5.3. Sub-space models#

In many cases, we can assume that signals are low-dimensional in the sense that a high-dimensional observation  \( y\in{\mathbb R}^{N\times 1} \) can be completely explained by a low-dimensional representation  \( x\in{\mathbb R}^{M\times 1} \) such that with a matrix  \( A\in{\mathbb R}^{N\times M} \) we have \( y = Ax \) with \(N\>M\). This signal thus spans only a \(M\)-dimensional sub-space of the whole \(N\)-dimensional space.

5.3.1. Application with known sub-space#

This representation comes in handy for example if we assume that we have only a noisy observation of \(y\). The desired signal lies in a sub-space, so all the other dimensions have only noise in them and we can remove them. We thus only need a mapping from the whole space to the sub-space. It turns out that such a mapping is a projection to the sub-space spanned by matrix \(A\). In fact, the minimum mean square error (see Linear regression) solution is exactly the Moore-Penrose pseudo-inverse. However, the downside with this approach is that here the matrix A needs to be known in advance such that the pseudo-inverse can be formed.
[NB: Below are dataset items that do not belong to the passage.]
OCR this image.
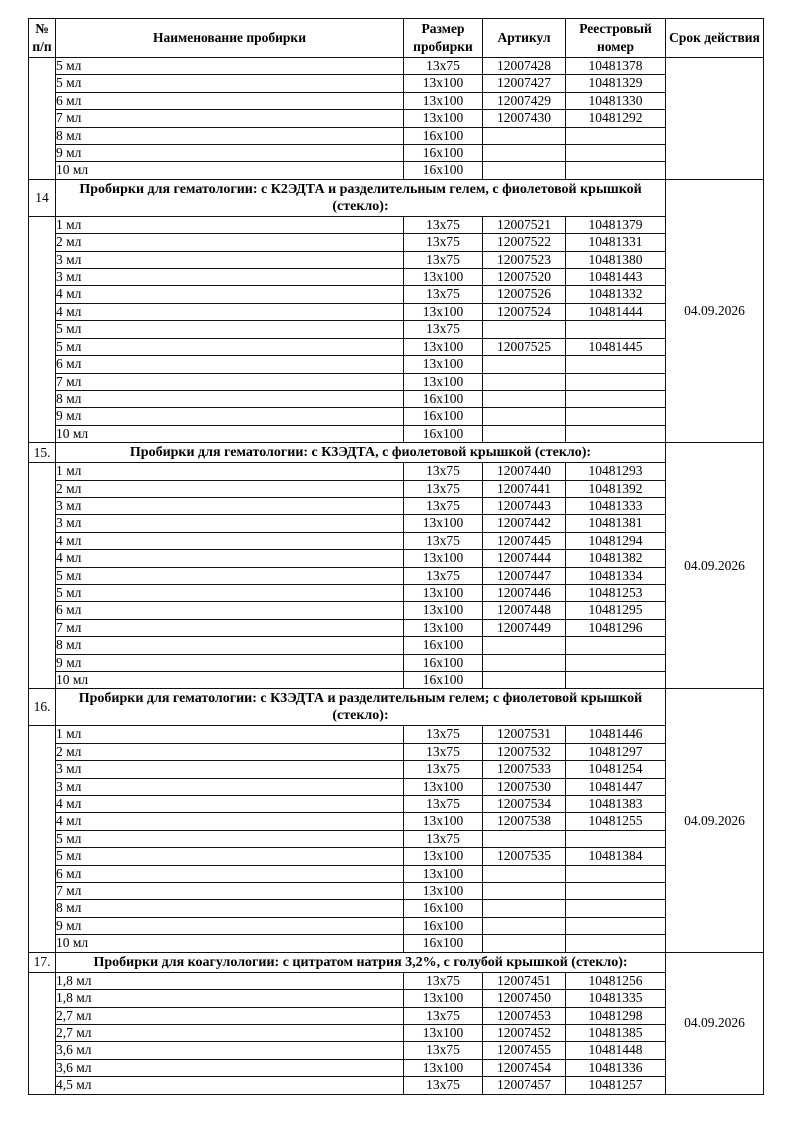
№ п/п	Наименование пробирки	Размер пробирки	Артикул	Реестровый номер	Срок действия
	5 мл	13x75	12007428	10481378	
	5 мл	13x100	12007427	10481329	
	6 мл	13x100	12007429	10481330	
	7 мл	13x100	12007430	10481292	
	8 мл	16x100			
	9 мл	16x100			
	10 мл	16x100			
14	Пробирки для гематологии: с К2ЭДТА и разделительным гелем, с фиолетовой крышкой (стекло):				04.09.2026
	1 мл	13x75	12007521	10481379	
	2 мл	13x75	12007522	10481331	
	3 мл	13x75	12007523	10481380	
	3 мл	13x100	12007520	10481443	
	4 мл	13x75	12007526	10481332	
	4 мл	13x100	12007524	10481444	
	5 мл	13x75			
	5 мл	13x100	12007525	10481445	
	6 мл	13x100			
	7 мл	13x100			
	8 мл	16x100			
	9 мл	16x100			
	10 мл	16x100			
15.	Пробирки для гематологии: с К3ЭДТА, с фиолетовой крышкой (стекло):				04.09.2026
	1 мл	13x75	12007440	10481293	
	2 мл	13x75	12007441	10481392	
	3 мл	13x75	12007443	10481333	
	3 мл	13x100	12007442	10481381	
	4 мл	13x75	12007445	10481294	
	4 мл	13x100	12007444	10481382	
	5 мл	13x75	12007447	10481334	
	5 мл	13x100	12007446	10481253	
	6 мл	13x100	12007448	10481295	
	7 мл	13x100	12007449	10481296	
	8 мл	16x100			
	9 мл	16x100			
	10 мл	16x100			
16.	Пробирки для гематологии: с К3ЭДТА и разделительным гелем; с фиолетовой крышкой (стекло):				04.09.2026
	1 мл	13x75	12007531	10481446	
	2 мл	13x75	12007532	10481297	
	3 мл	13x75	12007533	10481254	
	3 мл	13x100	12007530	10481447	
	4 мл	13x75	12007534	10481383	
	4 мл	13x100	12007538	10481255	
	5 мл	13x75			
	5 мл	13x100	12007535	10481384	
	6 мл	13x100			
	7 мл	13x100			
	8 мл	16x100			
	9 мл	16x100			
	10 мл	16x100			
17.	Пробирки для коагулологии: с цитратом натрия 3,2%, с голубой крышкой (стекло):				04.09.2026
	1,8 мл	13x75	12007451	10481256	
	1,8 мл	13x100	12007450	10481335	
	2,7 мл	13x75	12007453	10481298	
	2,7 мл	13x100	12007452	10481385	
	3,6 мл	13x75	12007455	10481448	
	3,6 мл	13x100	12007454	10481336	
	4,5 мл	13x75	12007457	10481257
5.3.2. Estimation of unknown sub-space#

In practical cases it is rather unusual that we would have access to the matrix \(A\), but instead, it must be estimated from available data. A typical approach is based on a singular value decomposition (SVD) or the eigenvalue decomposition. In short, we first estimate the covariance matrix of the signal and then decompose it into uncorrelated components with the singular value decomposition. Often, a small set of singular values make up most of the energy of the whole signal. Thus if we discard the smallest singular values, we do not loose much of the energy, but have a signal of a much lower dimensionality. The singular value decomposition thus takes the role of the sub-space mapping matrix \(A\), and we can apply the model as described above.

5.3.3. Discussion#

Sub-space models are theoretically appealing models, since their analysis is straightforward. In terms of speech signals, the difficulty lies in finding a representation which is actually low-rank. In other words, it is not immediately clear in which domain we can apply analysis such that speech signals can efficiently modelled by low-rank models.